The Dynamiter

Page 74

'Your mother's illness,' he resumed, 'had engaged too great a portion of my time; my business in the city had lain too long at the mercy of ignorant underlings; my head, my taste, my unequalled knowledge of the more precious stones, that art by which I can distinguish, even on the darkest night, a sapphire from a ruby, and tell at a glance in what quarter of the earth a gem was disinterred--all these had been too long absent from the conduct of affairs. Teresa, I was insolvent.'

'What matters that?' I cried. 'What matters poverty, if we be left together with our love and sacred memories?'

'You do not comprehend,' he said gloomily. 'Slave, as you are, young--alas! scarce more than child!--accomplished, beautiful with the most touching beauty, innocent as an angel--all these qualities that should disarm the very wolves and crocodiles, are, in the eyes of those to whom I stand indebted, commodities to buy and sell. You are a chattel; a marketable thing; and worth--heavens, that I should say such words!--worth money. Do you begin to see? If I were to give you freedom, I should defraud my creditors; the manumission would be certainly annulled; you would be still a slave, and I a criminal.'

I caught his hand in mine, kissed it, and moaned in pity for myself, in sympathy for my father.

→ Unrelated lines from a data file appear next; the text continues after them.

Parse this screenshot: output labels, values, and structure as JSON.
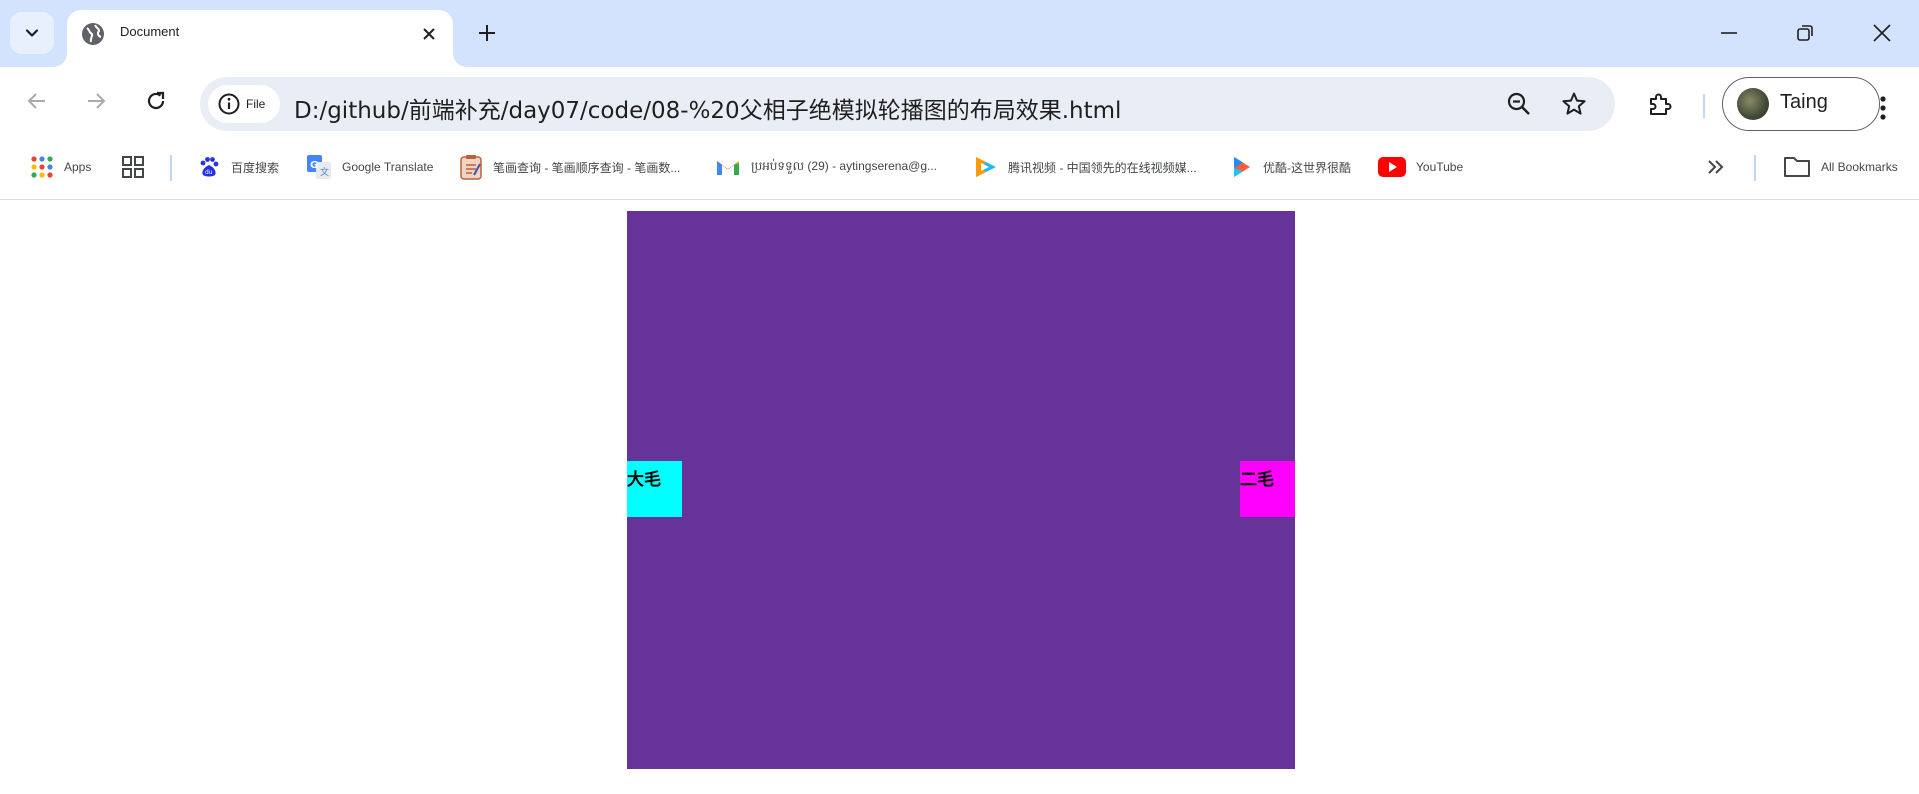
{
  "tab": {
    "title": "Document"
  },
  "toolbar": {
    "site_chip_label": "File",
    "url": "D:/github/前端补充/day07/code/08-%20父相子绝模拟轮播图的布局效果.html",
    "profile_name": "Taing"
  },
  "bookmarks": [
    {
      "label": "Apps",
      "icon": "apps-grid-icon"
    },
    {
      "label": "",
      "icon": "tab-groups-icon"
    },
    {
      "label": "百度搜索",
      "icon": "baidu-icon"
    },
    {
      "label": "Google Translate",
      "icon": "google-translate-icon"
    },
    {
      "label": "笔画查询 - 笔画顺序查询 - 笔画数...",
      "icon": "bihua-icon"
    },
    {
      "label": "ប្រអប់ទទួល (29) - aytingserena@g...",
      "icon": "gmail-icon"
    },
    {
      "label": "腾讯视频 - 中国领先的在线视频媒...",
      "icon": "tencent-video-icon"
    },
    {
      "label": "优酷-这世界很酷",
      "icon": "youku-icon"
    },
    {
      "label": "YouTube",
      "icon": "youtube-icon"
    }
  ],
  "all_bookmarks_label": "All Bookmarks",
  "page": {
    "left_arrow_text": "大毛",
    "right_arrow_text": "二毛"
  },
  "colors": {
    "carousel_bg": "#663399",
    "left_arrow_bg": "#00ffff",
    "right_arrow_bg": "#ff00ff",
    "tabstrip_bg": "#d3e3fd",
    "omnibox_bg": "#e9eef6"
  }
}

'How I have toiled,' he continued, 'how I have dared and striven to repair my losses, Heaven has beheld and will remember. Its blessing was denied to my endeavours, or, as I please myself by thinking, but delayed to descend upon my daughter's head. At length, all hope was at an end; I was ruined beyond retrieve; a heavy debt fell due upon the morrow, which I could not meet; I should be declared a bankrupt, and my goods, my lands, my jewels that I so much loved, my slaves whom I have spoiled and rendered happy, and oh! tenfold worse, you, my beloved daughter, would be sold and pass into the hands of ignorant and greedy traffickers. Too long, I saw, had I accepted and profited by this great crime of slavery; but was my daughter, my innocent unsullied daughter, was SHE to pay the price? I cried out--no!--I took Heaven to witness my temptation; I caught up this bag and fled. Close upon my track are the pursuers; perhaps to-night, perhaps to-morrow, they will land upon this isle, sacred to the memory of the dear soul that bore you, to consign your father to an ignominious prison, and yourself to slavery and dishonour. We have not many hours before us. Off the north coast of our isle, by strange good fortune, an English yacht has for some days been hovering. It belongs to Sir George Greville, whom I slightly know, to whom ere now I have rendered unusual services, and who will not refuse to help in our escape. Or if he did, if his gratitude were in default, I have the power to force him. For what does it mean, my child--what means this Englishman, who hangs for years upon the shores of Cuba, and returns from every trip with new and valuable gems?'

'He may have found a mine,' I hazarded.

'So he declares,' returned my father; 'but the strange gift I have received from nature, easily transpierced the fable. He brought me diamonds only, which I bought, at first, in innocence; at a second glance, I started; for of these stones, my child, some had first seen the day in Africa, some in Brazil; while others, from their peculiar water and rude workmanship, I divined to be the spoil of ancient temples. Thus put upon the scent, I made inquiries. Oh, he is cunning, but I was cunninger than he. He visited, I found, the shop of every jeweller in town; to one he came with rubies, to one with emeralds, to one with precious beryl; to all, with this same story of the mine. But in what mine, what rich epitome of the earth's surface, were there conjoined the rubies of Ispahan, the pearls of Coromandel, and the diamonds of Golconda? No, child, that man, for all his yacht and title, that man must fear and must obey me. To-night, then, as soon as it is dark, we must take our way through the swamp by the path which I shall presently show you; thence, across the highlands of the isle, a track is blazed, which shall conduct us to the haven on the north; and close by the yacht is riding.